Collision Integrals in the Kinetic Equations of dilute Bose-Einstein Condensates

TL;DR

This paper derives a kinetic equation for Bogoliubov excitations in a Bose-Einstein condensate, introducing a new collision integral that accounts for processes changing bogolon number, which significantly impacts the system's relaxation dynamics.

Contribution

It introduces a third collision integral in the kinetic equation for bogolons, capturing processes where one bogolon becomes three or vice versa, a novel addition to existing models.

Findings

The ${ m G}^{31}$ collision integral significantly affects bogolon dynamics.

Processes changing bogolon number are important for relaxation.

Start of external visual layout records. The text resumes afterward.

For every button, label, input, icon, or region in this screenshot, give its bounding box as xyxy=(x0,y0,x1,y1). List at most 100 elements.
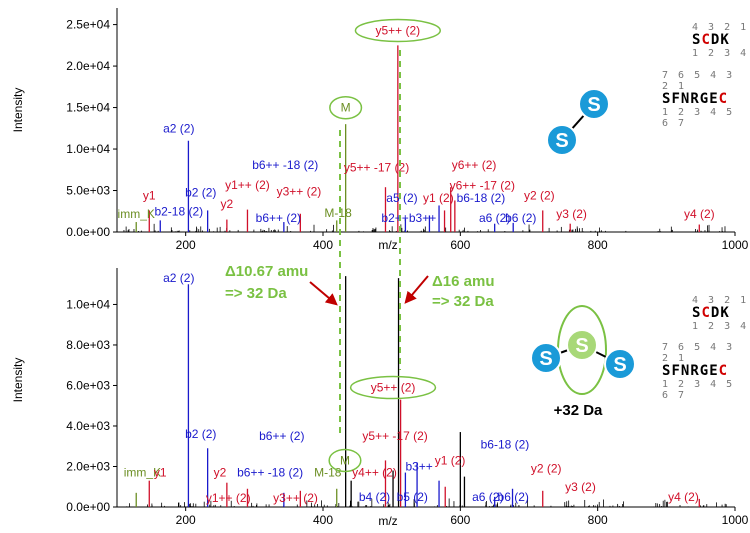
peak-label: b3++ xyxy=(405,460,432,474)
residue-char: K xyxy=(720,32,730,48)
delta1-sub-text: => 32 Da xyxy=(225,285,287,302)
peak-label: b6-18 (2) xyxy=(481,437,530,451)
atom-label: S xyxy=(539,348,552,370)
x-tick-label: 600 xyxy=(450,513,470,527)
peak-label: b6++ -18 (2) xyxy=(252,158,318,172)
peak-label: a6 (2) xyxy=(472,490,503,504)
peak-label: imm_K xyxy=(124,466,161,480)
peak-label: y5++ (2) xyxy=(375,24,420,38)
x-tick-label: 800 xyxy=(588,513,608,527)
peak-label: y1 xyxy=(154,466,167,480)
sequence-bottom-numbers: 1 2 3 4 xyxy=(692,48,749,59)
peak-label: y3 (2) xyxy=(556,207,587,221)
peak-label: M xyxy=(341,101,351,115)
peak-label: y6++ -17 (2) xyxy=(450,179,515,193)
spectrum-panel-bottom: Intensity m/z 0.0e+00 2.0e+03 4.0e+03 6.0e+… xyxy=(11,268,749,528)
residue-char: E xyxy=(709,363,719,379)
sequence-bottom-numbers: 1 2 3 4 xyxy=(692,321,749,332)
residue-char: C xyxy=(701,305,711,321)
x-tick-label: 200 xyxy=(176,238,196,252)
y-tick-label: 2.0e+03 xyxy=(66,459,110,473)
sulfur-atom-added-icon xyxy=(566,329,598,361)
sequence-text: SCDK xyxy=(692,306,748,321)
peak-label: y6++ (2) xyxy=(452,158,497,172)
y-axis-label: Intensity xyxy=(11,88,25,133)
residue-char: S xyxy=(662,363,672,379)
peak-label: a2 (2) xyxy=(163,271,194,285)
peak-label: b5 (2) xyxy=(397,490,428,504)
x-tick-label: 1000 xyxy=(722,513,749,527)
sequence-top-numbers: 7 6 5 4 3 2 1 xyxy=(662,342,735,364)
y-tick-label: 6.0e+03 xyxy=(66,378,110,392)
x-tick-label: 400 xyxy=(313,238,333,252)
peak-label: b4 (2) xyxy=(359,490,390,504)
y-tick-label: 2.0e+04 xyxy=(66,59,110,73)
mass-shift-connectors xyxy=(339,50,401,435)
peak-label: y5++ (2) xyxy=(371,381,416,395)
delta2-sub-text: => 32 Da xyxy=(432,293,494,310)
peak-label: b2++ xyxy=(381,211,408,225)
y-tick-label: 4.0e+03 xyxy=(66,419,110,433)
peak-label: a2 (2) xyxy=(163,121,194,135)
x-tick-label: 200 xyxy=(176,513,196,527)
residue-char: C xyxy=(718,91,729,107)
atom-label: S xyxy=(575,335,588,357)
y-tick-label: 2.5e+04 xyxy=(66,18,110,32)
y-tick-label: 5.0e+03 xyxy=(66,184,110,198)
x-tick-label: 400 xyxy=(313,513,333,527)
peak-label: M xyxy=(340,453,350,467)
sequence-block-top-1: 4 3 2 1 SCDK 1 2 3 4 xyxy=(692,22,748,59)
x-tick-label: 800 xyxy=(588,238,608,252)
peak-label: y1++ (2) xyxy=(225,178,270,192)
peak-label: y2 xyxy=(214,466,227,480)
sulfur-atom-icon xyxy=(578,88,610,120)
peak-label: y1 xyxy=(143,189,156,203)
sequence-bottom-numbers: 1 2 3 4 5 6 7 xyxy=(662,379,735,401)
peak-label: y3++ (2) xyxy=(277,184,322,198)
sequence-top-numbers: 4 3 2 1 xyxy=(692,295,749,306)
sequence-bottom-numbers: 1 2 3 4 5 6 7 xyxy=(662,107,735,129)
peak-label: b2-18 (2) xyxy=(154,204,203,218)
residue-char: F xyxy=(671,91,681,107)
delta2-text: Δ16 amu xyxy=(432,273,494,290)
peak-label: M-18 xyxy=(324,206,352,220)
x-tick-label: 1000 xyxy=(722,238,749,252)
peak-label: y3 (2) xyxy=(565,480,596,494)
y-tick-label: 1.0e+04 xyxy=(66,297,110,311)
residue-char: S xyxy=(692,32,702,48)
trisulfide-molecule: S S S +32 Da xyxy=(530,305,636,419)
peak-label: y1 (2) xyxy=(423,191,454,205)
y-tick-label: 0.0e+00 xyxy=(66,225,110,239)
sequence-text: SFNRGEC xyxy=(662,364,750,379)
residue-char: N xyxy=(680,363,691,379)
peak-label: b3++ xyxy=(409,211,436,225)
atom-label: S xyxy=(555,130,568,152)
residue-char: D xyxy=(710,32,721,48)
residue-char: E xyxy=(709,91,719,107)
delta1-text: Δ10.67 amu xyxy=(225,263,308,280)
sequence-top-numbers: 4 3 2 1 xyxy=(692,22,749,33)
peak-label: y1 (2) xyxy=(435,453,466,467)
peak-label: y4++ (2) xyxy=(352,466,397,480)
peak-label: y2 xyxy=(221,197,234,211)
sulfur-atom-icon xyxy=(546,124,578,156)
peak-label: b6-18 (2) xyxy=(457,191,506,205)
atom-label: S xyxy=(587,94,600,116)
peak-label: y3++ (2) xyxy=(273,491,318,505)
highlight-ellipse xyxy=(328,448,362,473)
peak-label: y4 (2) xyxy=(668,490,699,504)
highlight-ellipse xyxy=(329,95,363,120)
y-axis-label: Intensity xyxy=(11,358,25,403)
residue-char: C xyxy=(718,363,729,379)
peak-label: a6 (2) xyxy=(479,211,510,225)
peak-label: y1++ (2) xyxy=(206,491,251,505)
residue-char: R xyxy=(690,91,700,107)
highlight-ellipse xyxy=(349,375,437,400)
peak-label: b6 (2) xyxy=(505,211,536,225)
peak-label: y2 (2) xyxy=(531,462,562,476)
sulfur-atom-icon xyxy=(604,348,636,380)
delta1-arrow xyxy=(309,281,338,306)
disulfide-molecule: S S xyxy=(546,88,610,156)
sequence-top-numbers: 7 6 5 4 3 2 1 xyxy=(662,70,735,92)
y-tick-label: 8.0e+03 xyxy=(66,338,110,352)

The derived kinetic equation improves understanding of BEC excitations.

Abstract

We derive the mean field kinetic equation for the momentum distribution of Bogoliubov excitations (bogolons) in a spatially uniform Bose-Einstein condensate (BEC), with a focus on the collision integrals. We use the method of Peletminksii and Yatsenko rather than the standard non-equilibrium Green's function formalism. This method produces three collision integrals ${\cal G}^{12}$, ${\cal G}^{22}$ and ${\cal G}^{31}$. Only ${\cal G}^{12}$ and ${\cal G}^{22}$ have been considered by previous authors. The third collision integral ${\cal G}^{31}$ contains the effects of processes where one bogolon becomes three and vice versa. These processes are allowed because the total number of bogolons is not conserved. Since ${\cal G}^{31}$ is of the same order in the interaction strength as ${\cal G}^{22}$, we predict that it will significantly influence the dynamics of the bogolon gas, especially the relaxation of the total number of bogolons to its equilibrium value.